Bon, qui c’est qu’est mort, d’accord, mais ça dit pas la vraie question :
comment qu’il est mort et qui c’est qui l’a poussé ? en fait, je connais
un peu l’histoire à cause de ma copine qui habitait Sainte-Opportune, le même
village. Tu parles d’un nom, Sainte-Opportune ? Tu appellerais ta fille
Opportune, toi ? Mais pour ce qui concerne l’enquête de gendarmerie, c’est
à toi de faire le boulot. Je n’en sais rien.
- Ouais, bon.
D’accord, je vais peut-être voir. Et le gamin ?
- Ben le
gamin, en fait, il a été pris en charge par un voisin. Enfin, essentiellement,
M. Degénetais.
- Ah
oui ! C’est bizarre, ça les voisins qui prennent en charge un gamin.
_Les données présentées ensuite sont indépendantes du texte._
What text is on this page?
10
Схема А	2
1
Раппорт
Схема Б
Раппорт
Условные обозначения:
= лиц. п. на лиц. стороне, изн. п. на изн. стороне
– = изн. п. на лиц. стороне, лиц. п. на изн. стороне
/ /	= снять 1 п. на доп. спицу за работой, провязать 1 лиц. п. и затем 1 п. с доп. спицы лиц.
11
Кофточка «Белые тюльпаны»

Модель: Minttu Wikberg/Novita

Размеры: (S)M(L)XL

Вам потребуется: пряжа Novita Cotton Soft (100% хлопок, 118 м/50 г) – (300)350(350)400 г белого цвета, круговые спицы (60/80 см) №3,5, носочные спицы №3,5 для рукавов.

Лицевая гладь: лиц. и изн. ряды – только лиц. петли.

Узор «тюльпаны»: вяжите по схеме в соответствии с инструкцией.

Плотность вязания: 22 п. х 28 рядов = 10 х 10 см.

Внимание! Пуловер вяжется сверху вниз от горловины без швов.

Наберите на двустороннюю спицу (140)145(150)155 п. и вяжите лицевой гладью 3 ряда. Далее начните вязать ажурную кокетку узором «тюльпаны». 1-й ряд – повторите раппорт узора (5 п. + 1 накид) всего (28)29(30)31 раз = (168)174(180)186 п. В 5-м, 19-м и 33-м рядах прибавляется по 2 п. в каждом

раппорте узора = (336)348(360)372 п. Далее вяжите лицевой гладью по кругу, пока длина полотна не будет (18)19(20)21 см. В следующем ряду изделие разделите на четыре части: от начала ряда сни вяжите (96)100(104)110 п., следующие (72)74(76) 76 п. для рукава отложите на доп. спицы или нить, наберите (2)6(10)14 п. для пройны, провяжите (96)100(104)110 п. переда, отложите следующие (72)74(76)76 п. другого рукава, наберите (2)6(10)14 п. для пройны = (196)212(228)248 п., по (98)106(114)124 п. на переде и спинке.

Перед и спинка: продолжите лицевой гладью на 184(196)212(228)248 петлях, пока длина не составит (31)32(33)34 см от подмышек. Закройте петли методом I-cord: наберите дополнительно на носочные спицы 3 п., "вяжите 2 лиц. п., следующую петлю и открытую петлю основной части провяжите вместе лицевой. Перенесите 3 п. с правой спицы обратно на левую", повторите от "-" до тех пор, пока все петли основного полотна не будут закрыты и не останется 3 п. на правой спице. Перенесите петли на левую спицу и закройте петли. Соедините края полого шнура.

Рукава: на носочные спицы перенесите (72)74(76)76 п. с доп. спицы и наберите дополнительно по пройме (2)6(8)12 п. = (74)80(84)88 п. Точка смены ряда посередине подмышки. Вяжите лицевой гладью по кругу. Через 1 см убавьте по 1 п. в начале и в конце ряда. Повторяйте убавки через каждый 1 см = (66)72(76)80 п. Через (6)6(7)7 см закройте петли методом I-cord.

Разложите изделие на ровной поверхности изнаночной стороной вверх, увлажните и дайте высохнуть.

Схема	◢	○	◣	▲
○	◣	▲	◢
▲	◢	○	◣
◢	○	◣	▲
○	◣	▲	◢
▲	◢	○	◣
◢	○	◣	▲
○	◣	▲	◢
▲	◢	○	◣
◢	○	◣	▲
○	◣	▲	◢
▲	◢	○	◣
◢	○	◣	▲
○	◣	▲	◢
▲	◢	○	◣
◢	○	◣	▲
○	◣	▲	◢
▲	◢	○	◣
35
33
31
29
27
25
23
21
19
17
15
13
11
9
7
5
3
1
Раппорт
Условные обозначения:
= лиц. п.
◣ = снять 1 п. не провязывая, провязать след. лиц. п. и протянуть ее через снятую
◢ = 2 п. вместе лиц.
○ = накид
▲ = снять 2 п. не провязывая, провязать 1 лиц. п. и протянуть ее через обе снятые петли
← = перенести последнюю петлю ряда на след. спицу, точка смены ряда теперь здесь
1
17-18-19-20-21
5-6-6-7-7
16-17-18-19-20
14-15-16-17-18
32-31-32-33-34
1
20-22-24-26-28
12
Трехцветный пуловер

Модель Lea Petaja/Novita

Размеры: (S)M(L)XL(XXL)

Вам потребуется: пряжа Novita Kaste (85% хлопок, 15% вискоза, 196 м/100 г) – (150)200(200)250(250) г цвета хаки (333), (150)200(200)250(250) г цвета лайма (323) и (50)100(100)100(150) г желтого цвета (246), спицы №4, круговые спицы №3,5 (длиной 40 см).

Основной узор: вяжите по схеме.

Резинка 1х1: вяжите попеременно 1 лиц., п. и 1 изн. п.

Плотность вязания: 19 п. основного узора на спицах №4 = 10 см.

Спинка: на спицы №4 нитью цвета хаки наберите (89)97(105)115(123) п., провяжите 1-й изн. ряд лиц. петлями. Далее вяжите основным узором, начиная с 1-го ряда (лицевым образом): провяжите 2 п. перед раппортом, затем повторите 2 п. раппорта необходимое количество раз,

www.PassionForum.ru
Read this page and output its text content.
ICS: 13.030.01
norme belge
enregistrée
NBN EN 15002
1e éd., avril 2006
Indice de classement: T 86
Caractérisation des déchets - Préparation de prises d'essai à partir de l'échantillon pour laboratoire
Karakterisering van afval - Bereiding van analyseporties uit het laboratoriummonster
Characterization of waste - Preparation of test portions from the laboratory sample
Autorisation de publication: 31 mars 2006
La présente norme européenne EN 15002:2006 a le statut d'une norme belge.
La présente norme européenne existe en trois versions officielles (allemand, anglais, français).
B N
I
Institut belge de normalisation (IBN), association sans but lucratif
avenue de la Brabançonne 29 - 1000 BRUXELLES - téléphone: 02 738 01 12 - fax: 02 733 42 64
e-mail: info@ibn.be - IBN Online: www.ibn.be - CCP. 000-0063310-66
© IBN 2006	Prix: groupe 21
C’était quoi prendre en charge exactement ?
- Ben, c’était
lui payer des trucs, l’aider dans ses études, des trucs comme ça, mais c’est
pas tout.
- Oui, tout
ça, excuse-moi, mais ça sent l’adultère de campagne. Le type, il couche avec sa
voisine. Ils ont un lardon. Le mec fait la gueule. Les parents font la gueule
encore plus. La nana se démerde avec le Degénetais pour pousser le mari dans le
purin. Après les parents, forcément voient pas d’un bon œil de garder le petit
et c’est le gentil voisin qui s’en charge et qui vient sauter tranquillement la
voisine quand ça le démange. Sympa, remarque… Il aurait pu la larguer.
- Tu vois le
mal partout Fatima ! Pour un peu on dirait que tu es dans la police. En
fait, ça peut quand même arriver qu’un adulte prenne en charge un adolescent en
difficulté, non ?
- Ah, Florence,
toujours ton côté Bisounours…
- Je ne sais
pas si je suis Bisounours, mais je trouve que ce qu’on m’a dit sur l’histoire
de ce type est encore pire. En fait, le voisin, le Degénetais était Témoin de
Jéhovah. Et il a assuré l’éducation du petit en le transformant en Témoin, ou
tout du moins en le mettant sous influence. Et la femme aussi du reste. Tu
sais, tout ce qu’on dit sur les Témoins de Jéhovah, quand ils font dans les
bonnes œuvres, qu’ils vont voir les petits vieux dans les maisons de retraite,
qu’ils en font des adeptes, mais qui vont aussi rechercher dans les familles de
nouveaux fidèles quand elles ont des problèmes.
- Super !
Tu te rends compte de ce que tu me dis ? mais c’est super, ça. Je vais
pouvoir aller enquêter chez les Témoins de Jéhovah. Foutre le bordel chez eux.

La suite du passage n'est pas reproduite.